Let's just pretend it hasn't made twitter useable for a lot of people, that it instantly killed 95% of the worst harrassment when I started using it. We could also pretend you didn't actually think you should be able to sue these bots for slandering you.
Block bots are blunt instruments, but they are effective, as for some people there's simply no alternative available.
We don't need to pretend I thought we should be able to sue bots for slander, because that's both silly and I never stated it. Not only sueing bots is ridiculous, I never advocated sueing either the Atheism plus blockbot nor Randi's nor, as it were, their creators. I did watch the kerfuffle with attention because it would affect twitter's usage future. I am also guilty of enjoying a schadenfreude moment with the closing shop of Troloon's bot.
Yes, blockbots are blunt instruments that curtail the experience of many people (according to Randi, more than 95% are false positives), because a few can't be bothered to use the block button themselves. They are also bully tools that these people have in their arsenal to intimidate them, isolate them. But that's not even my major point or gripe. Randi's tool was inevitable in a sense, given how Twitter and their APIs work. I've never agreed with the idea that a block should force an unfollow and punish those blocked by turning your account invisible to them.
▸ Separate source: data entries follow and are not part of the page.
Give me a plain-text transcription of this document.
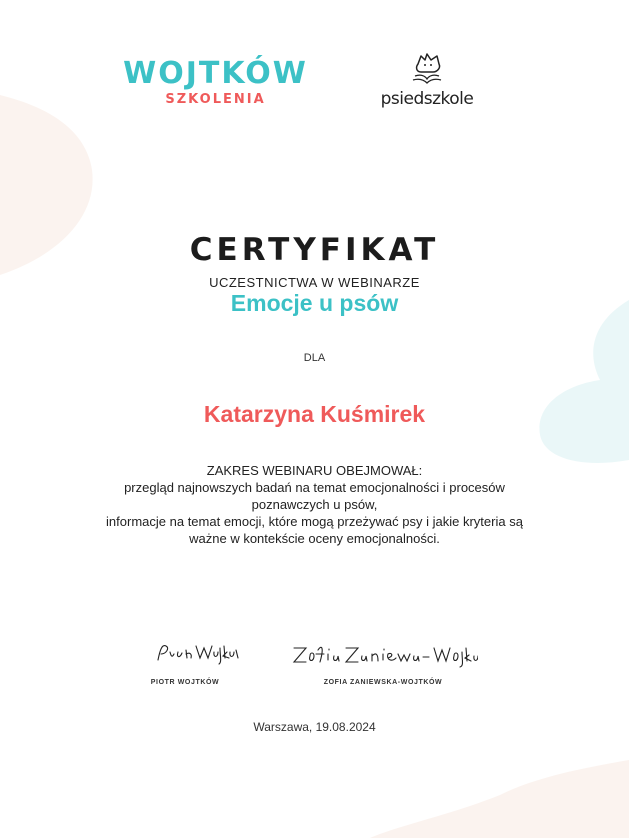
WOJTKÓW
SZKOLENIA	psiedszkole
CERTYFIKAT
UCZESTNICTWA W WEBINARZE
Emocje u psów
DLA
Katarzyna Kuśmirek
ZAKRES WEBINARU OBEJMOWAŁ:
przegląd najnowszych badań na temat emocjonalności i procesów
poznawczych u psów,
informacje na temat emocji, które mogą przeżywać psy i jakie kryteria są
ważne w kontekście oceny emocjonalności.
PIOTR WOJTKÓW	ZOFIA ZANIEWSKA-WOJTKÓW
Warszawa, 19.08.2024
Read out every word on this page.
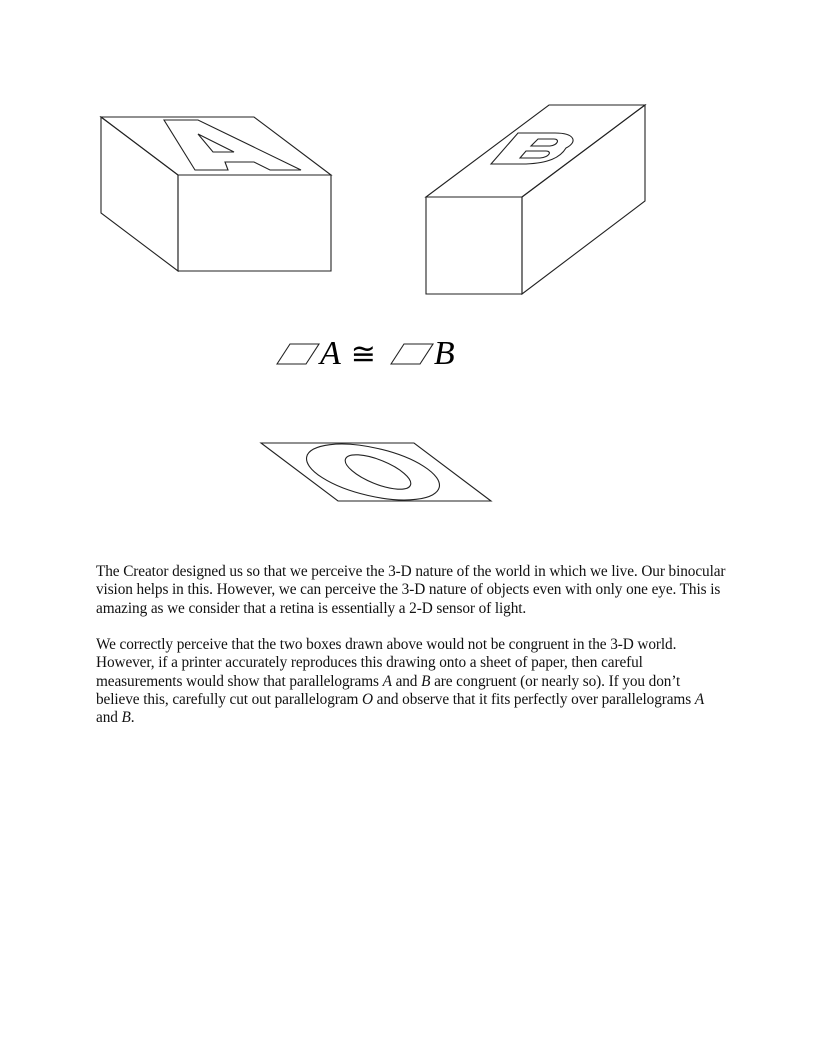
A ≅ B

The Creator designed us so that we perceive the 3-D nature of the world in which we live. Our binocular vision helps in this. However, we can perceive the 3-D nature of objects even with only one eye. This is amazing as we consider that a retina is essentially a 2-D sensor of light.

We correctly perceive that the two boxes drawn above would not be congruent in the 3-D world. However, if a printer accurately reproduces this drawing onto a sheet of paper, then careful measurements would show that parallelograms A and B are congruent (or nearly so). If you don’t believe this, carefully cut out parallelogram O and observe that it fits perfectly over parallelograms A and B.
It should merely be a block of contact (if they block you, you can't retweet them, you can't contact them, they won't see your tweets even if RTd by others).
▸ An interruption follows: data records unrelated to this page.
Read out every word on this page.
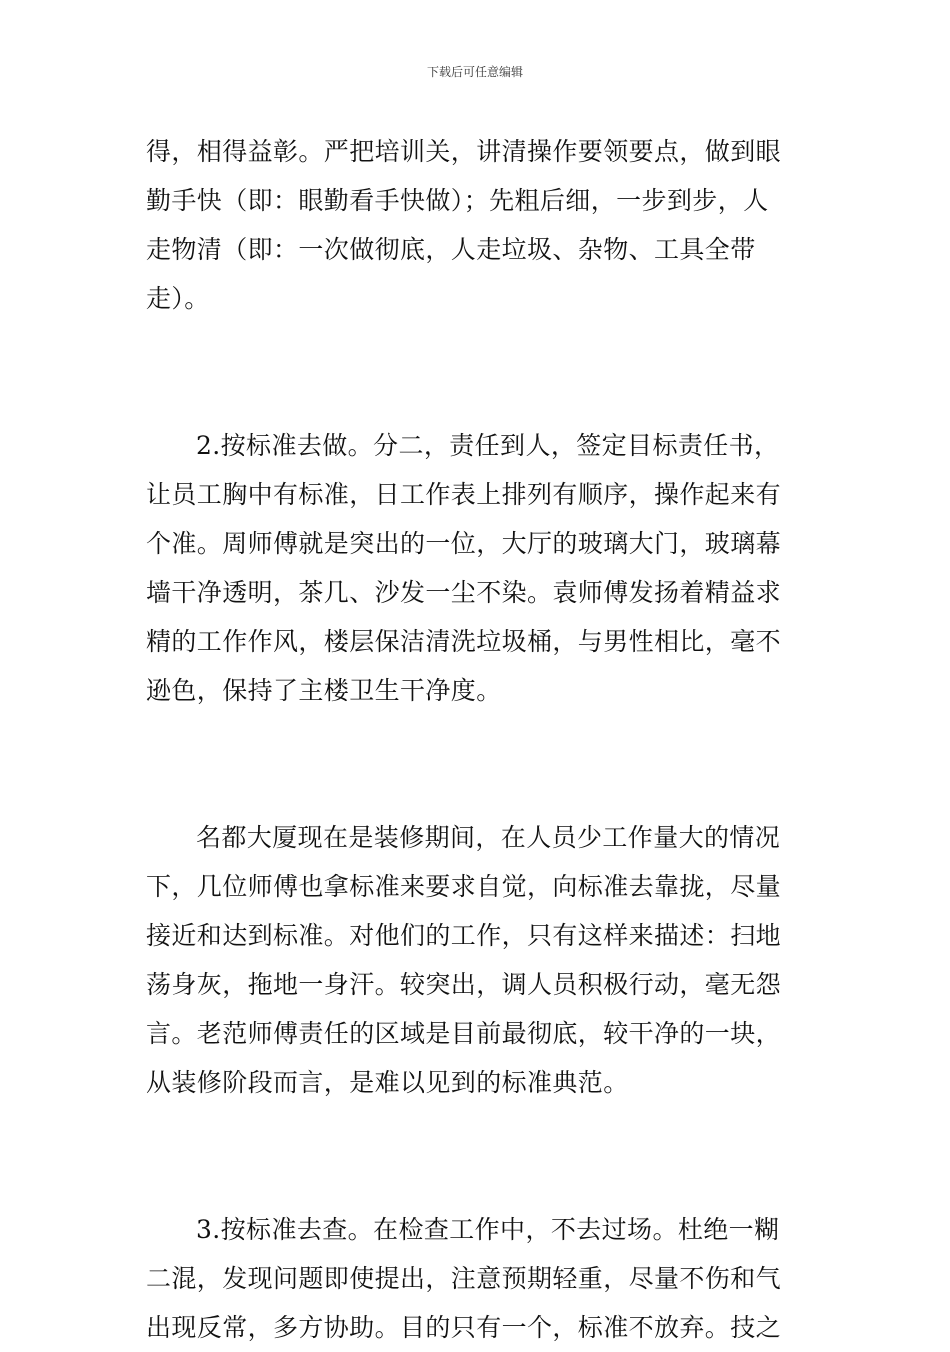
下载后可任意编辑

得，相得益彰。严把培训关，讲清操作要领要点，做到眼
勤手快（即：眼勤看手快做）；先粗后细，一步到步，人
走物清（即：一次做彻底，人走垃圾、杂物、工具全带
走）。

2.按标准去做。分二，责任到人，签定目标责任书，
让员工胸中有标准，日工作表上排列有顺序，操作起来有
个准。周师傅就是突出的一位，大厅的玻璃大门，玻璃幕
墙干净透明，茶几、沙发一尘不染。袁师傅发扬着精益求
精的工作作风，楼层保洁清洗垃圾桶，与男性相比，毫不
逊色，保持了主楼卫生干净度。

名都大厦现在是装修期间，在人员少工作量大的情况
下，几位师傅也拿标准来要求自觉，向标准去靠拢，尽量
接近和达到标准。对他们的工作，只有这样来描述：扫地
荡身灰，拖地一身汗。较突出，调人员积极行动，毫无怨
言。老范师傅责任的区域是目前最彻底，较干净的一块，
从装修阶段而言，是难以见到的标准典范。

3.按标准去查。在检查工作中，不去过场。杜绝一糊
二混，发现问题即使提出，注意预期轻重，尽量不伤和气
出现反常，多方协助。目的只有一个，标准不放弃。技之
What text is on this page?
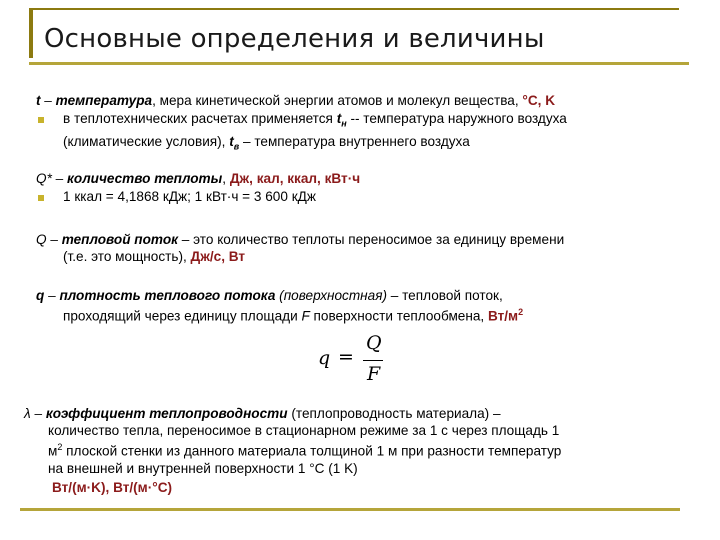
Основные определения и величины
t – температура, мера кинетической энергии атомов и молекул вещества, °C, K
в теплотехнических расчетах применяется $t_н$ -- температура наружного воздуха
(климатические условия), $t_в$ – температура внутреннего воздуха
Q* – количество теплоты, Дж, кал, ккал, кВт·ч
1 ккал = 4,1868 кДж; 1 кВт·ч = 3 600 кДж
Q – тепловой поток – это количество теплоты переносимое за единицу времени
(т.е. это мощность), Дж/с, Вт
q – плотность теплового потока (поверхностная) – тепловой поток,
проходящий через единицу площади F поверхности теплообмена, $Вт/м^2$
q =
Q
F
λ – коэффициент теплопроводности (теплопроводность материала) –
количество тепла, переносимое в стационарном режиме за 1 с через площадь 1
$м^2$ плоской стенки из данного материала толщиной 1 м при разности температур
на внешней и внутренней поверхности 1 °C (1 K)
Вт/(м·K), Вт/(м·°C)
I didn't know Taurip Moosa was a white affluent hipster. Or Alexander. Or Katherine Cross. Do you actually believe journalism is that lucrative an endeavor for these people? Many of the posts that draw so much attention have been written for literally no money. You will not make very much doing what they do. It's not something you do for creature comforts.
Do you actually believe 3000 dollars a month on patreon is a lot of money? As much as a third of it never gets collected. Can you multiply numbers times 12? And we haven't even mentioned the different cost of living. The only person who has actually gotten a nice hunk of cash off patreon while expressing any sort of sympathy to representational issues in our areas of interest has been Jim ****ing Sterling, son.
By contrast, how much does Paul Elam make a year to rant about feminists?
I never said journalism is a lucrative endeavour. I made a remark on the kind of culture and affluence of the *people* involved. Curiously, we do know that the current state of journalism also comes from the fact that it is so poorly paid. Game journalism is an entire joke, "professionalism" is just a luxury these sites cannot apparently afford. They have shown themselves to merely be glorified blogs.
Regarding 3000 dollars a month for doing nothing not being "a lot of money", I could only say
"See, I rest my case", for I do live in a world where people with families to feed are lucky to earn a thousand dollars for working hard 8, 10, 12 hours a day. But I guess when you live in a world where people go to twitter to complain that at some point of their lives they were so broke they even "had to work", this affluence thing just flies over your face.
Regarding Paul Elam, do I look like Paul Elam? Why are you asking me this? Have I ever defended Paul Elam's work anywhere? Have I ever defended him anywhere at all? You could contrast with anyone else in the world for all I care.